This excellent list was sent to me via email - unfortunately I do not know the author to express proper credit or to ask permission for this posting. If anyone reading this knows of the author I would appreciate contact information.

1. Don't buy impulsively.

Reptiles are not merchandise on a shelf --they are living creatures that need to live a normal life, even in captivity. Learn about the requirements of the species you may be considering so you can care for them properly.

2. Don't buy "the poor little sick one."

It is probably too far gone to save, even with the expense of professional veterinary care. Take advantage of the retail system and select an active, healthy reptile.

3. Don't buy from a store with overcrowded and filthy tanks.

You are probably buying problems along with the reptile. Proper care does not start after you buy it... it starts long before (or, at least it should.)

4. Don't buy from a store that keeps or cares for their stock improperly.

If you are considering an iguana (a vegetarian lizard) and they tell you to feed it crickets, *STOP* in #3 above, don't buy a problem waiting to happen.

5. Don't buy solely because of that super low price.

There are many considerations to be taken into account, one of which is the price. But a super price on a sick reptile won't be "super" very long.

6. Do attempt to purchase captive bred reptiles.

If the store has its own breeding program, all the better... Many of the reptiles available today are captive bred although wild caught are still available. In purchasing captive bred stock, you will get a  healthier, better adapted animal (without parasites) and you will not contribute to the over collection of wild reptiles that can lead to endangered species or non sustainable populations.

7. Do have the enclosure prepared before you bring home the reptile.

Stress causes many problems. Eliminate the stress and you eliminate problems. You can freely redesign the enclosure and check the heating, lighting, shelters, etc. before the reptile is ever introduced.

8. Do make sure you have supplied all the necessary accessories.

For example: snakes normally prefer a hide box (to get away from it all) and a water bowl that can't easily be tipped over. The water bowl should be large enough to accommodate the snake if it wants to have a soak. Each reptile has specific needs --supply them and you will have a healthy and happy reptile.

9. Do locate a reputable (exotic) veterinarian and have your reptile checked periodically.

In performing the examination and learning how you keep the reptile, your vet can often detect problems before they get serious.
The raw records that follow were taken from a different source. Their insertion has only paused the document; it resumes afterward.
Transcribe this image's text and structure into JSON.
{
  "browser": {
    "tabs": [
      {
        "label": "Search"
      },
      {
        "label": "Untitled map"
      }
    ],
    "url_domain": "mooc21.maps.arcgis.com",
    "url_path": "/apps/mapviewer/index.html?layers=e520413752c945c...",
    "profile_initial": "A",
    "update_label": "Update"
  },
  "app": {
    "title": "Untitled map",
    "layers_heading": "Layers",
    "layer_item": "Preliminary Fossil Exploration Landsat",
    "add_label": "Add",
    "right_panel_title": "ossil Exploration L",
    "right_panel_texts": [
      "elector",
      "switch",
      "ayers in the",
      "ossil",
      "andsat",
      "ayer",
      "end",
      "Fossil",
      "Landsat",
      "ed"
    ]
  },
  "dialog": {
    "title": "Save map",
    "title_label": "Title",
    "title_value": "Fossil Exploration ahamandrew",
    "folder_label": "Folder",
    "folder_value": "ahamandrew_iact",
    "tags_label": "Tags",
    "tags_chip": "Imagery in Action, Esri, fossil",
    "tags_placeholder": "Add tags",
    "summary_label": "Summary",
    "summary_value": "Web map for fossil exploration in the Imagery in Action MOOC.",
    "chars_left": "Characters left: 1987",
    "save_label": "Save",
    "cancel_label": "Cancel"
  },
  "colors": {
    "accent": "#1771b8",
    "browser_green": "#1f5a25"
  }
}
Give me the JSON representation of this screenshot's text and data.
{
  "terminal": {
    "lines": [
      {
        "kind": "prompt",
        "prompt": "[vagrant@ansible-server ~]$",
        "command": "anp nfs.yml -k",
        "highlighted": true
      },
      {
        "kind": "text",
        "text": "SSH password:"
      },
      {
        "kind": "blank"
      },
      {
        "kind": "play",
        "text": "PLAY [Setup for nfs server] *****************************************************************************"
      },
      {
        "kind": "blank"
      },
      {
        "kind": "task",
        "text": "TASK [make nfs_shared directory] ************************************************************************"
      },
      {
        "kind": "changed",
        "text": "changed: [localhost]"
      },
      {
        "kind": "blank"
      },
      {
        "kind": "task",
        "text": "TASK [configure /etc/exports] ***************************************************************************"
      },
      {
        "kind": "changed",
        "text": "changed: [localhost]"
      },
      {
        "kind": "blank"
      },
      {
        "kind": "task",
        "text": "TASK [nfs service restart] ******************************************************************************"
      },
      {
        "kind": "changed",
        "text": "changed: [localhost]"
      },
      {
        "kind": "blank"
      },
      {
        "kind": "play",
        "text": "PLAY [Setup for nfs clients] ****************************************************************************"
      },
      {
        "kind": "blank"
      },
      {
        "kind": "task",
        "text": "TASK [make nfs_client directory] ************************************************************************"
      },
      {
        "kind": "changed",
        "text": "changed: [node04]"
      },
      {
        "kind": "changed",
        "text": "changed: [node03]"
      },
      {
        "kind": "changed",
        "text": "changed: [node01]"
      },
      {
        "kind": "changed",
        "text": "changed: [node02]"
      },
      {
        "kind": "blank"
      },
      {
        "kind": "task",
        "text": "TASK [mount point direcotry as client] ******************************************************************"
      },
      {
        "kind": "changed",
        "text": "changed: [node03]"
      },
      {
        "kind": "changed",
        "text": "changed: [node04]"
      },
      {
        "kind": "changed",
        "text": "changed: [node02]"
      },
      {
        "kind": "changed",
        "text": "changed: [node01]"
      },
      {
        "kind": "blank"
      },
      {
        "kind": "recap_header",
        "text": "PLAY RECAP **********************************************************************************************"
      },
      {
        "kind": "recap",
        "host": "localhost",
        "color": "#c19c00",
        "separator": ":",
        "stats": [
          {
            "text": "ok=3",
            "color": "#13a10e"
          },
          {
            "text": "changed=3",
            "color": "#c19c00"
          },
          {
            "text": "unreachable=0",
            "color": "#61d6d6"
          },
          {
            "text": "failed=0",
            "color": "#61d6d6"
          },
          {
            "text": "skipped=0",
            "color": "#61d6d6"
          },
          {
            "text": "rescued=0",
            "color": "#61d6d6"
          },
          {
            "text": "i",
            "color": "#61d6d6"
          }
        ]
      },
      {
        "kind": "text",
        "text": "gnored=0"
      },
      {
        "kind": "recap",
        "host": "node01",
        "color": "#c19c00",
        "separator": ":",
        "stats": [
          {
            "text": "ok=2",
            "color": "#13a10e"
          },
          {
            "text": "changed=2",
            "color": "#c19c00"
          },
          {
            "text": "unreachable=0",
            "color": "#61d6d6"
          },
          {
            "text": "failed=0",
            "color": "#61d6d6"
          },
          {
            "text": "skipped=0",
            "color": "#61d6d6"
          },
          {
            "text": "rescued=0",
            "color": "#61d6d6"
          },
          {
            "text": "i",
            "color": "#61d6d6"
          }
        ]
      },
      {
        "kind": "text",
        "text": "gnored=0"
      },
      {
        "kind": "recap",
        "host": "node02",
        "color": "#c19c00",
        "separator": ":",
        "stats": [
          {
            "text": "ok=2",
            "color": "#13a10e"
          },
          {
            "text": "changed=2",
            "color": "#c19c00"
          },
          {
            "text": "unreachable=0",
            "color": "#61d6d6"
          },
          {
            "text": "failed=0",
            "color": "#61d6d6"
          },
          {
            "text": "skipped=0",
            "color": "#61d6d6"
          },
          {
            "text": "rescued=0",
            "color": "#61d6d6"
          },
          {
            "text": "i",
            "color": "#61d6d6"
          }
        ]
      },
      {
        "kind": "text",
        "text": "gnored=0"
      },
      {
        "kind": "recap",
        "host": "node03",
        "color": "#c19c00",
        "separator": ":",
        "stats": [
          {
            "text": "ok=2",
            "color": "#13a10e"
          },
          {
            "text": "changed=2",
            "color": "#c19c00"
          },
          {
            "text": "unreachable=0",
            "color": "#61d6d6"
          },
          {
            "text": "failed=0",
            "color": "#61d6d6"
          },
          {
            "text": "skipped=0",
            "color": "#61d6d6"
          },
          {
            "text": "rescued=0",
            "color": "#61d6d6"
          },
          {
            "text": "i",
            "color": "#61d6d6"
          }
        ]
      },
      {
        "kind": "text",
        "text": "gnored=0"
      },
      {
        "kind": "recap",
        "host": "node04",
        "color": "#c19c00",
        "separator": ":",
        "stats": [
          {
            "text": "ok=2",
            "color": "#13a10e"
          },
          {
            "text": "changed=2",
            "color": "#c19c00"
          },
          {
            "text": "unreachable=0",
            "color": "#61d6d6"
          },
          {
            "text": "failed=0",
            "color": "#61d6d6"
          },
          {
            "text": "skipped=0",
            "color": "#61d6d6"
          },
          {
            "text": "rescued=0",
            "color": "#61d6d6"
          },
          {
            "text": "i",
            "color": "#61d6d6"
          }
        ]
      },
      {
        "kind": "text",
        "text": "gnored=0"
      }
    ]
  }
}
We take our dogs, cats, and birds to the vet (and ourselves to the doctor) and reptiles deserve the same consideration.

10. Do learn as much about your reptile as possible.

Read, ask questions, and use the Internet to locate information. Join your local herp society. You will never learn everything there is to know, but book knowledge in conjunction with practical experience will give your reptile the best chance for a long healthy life.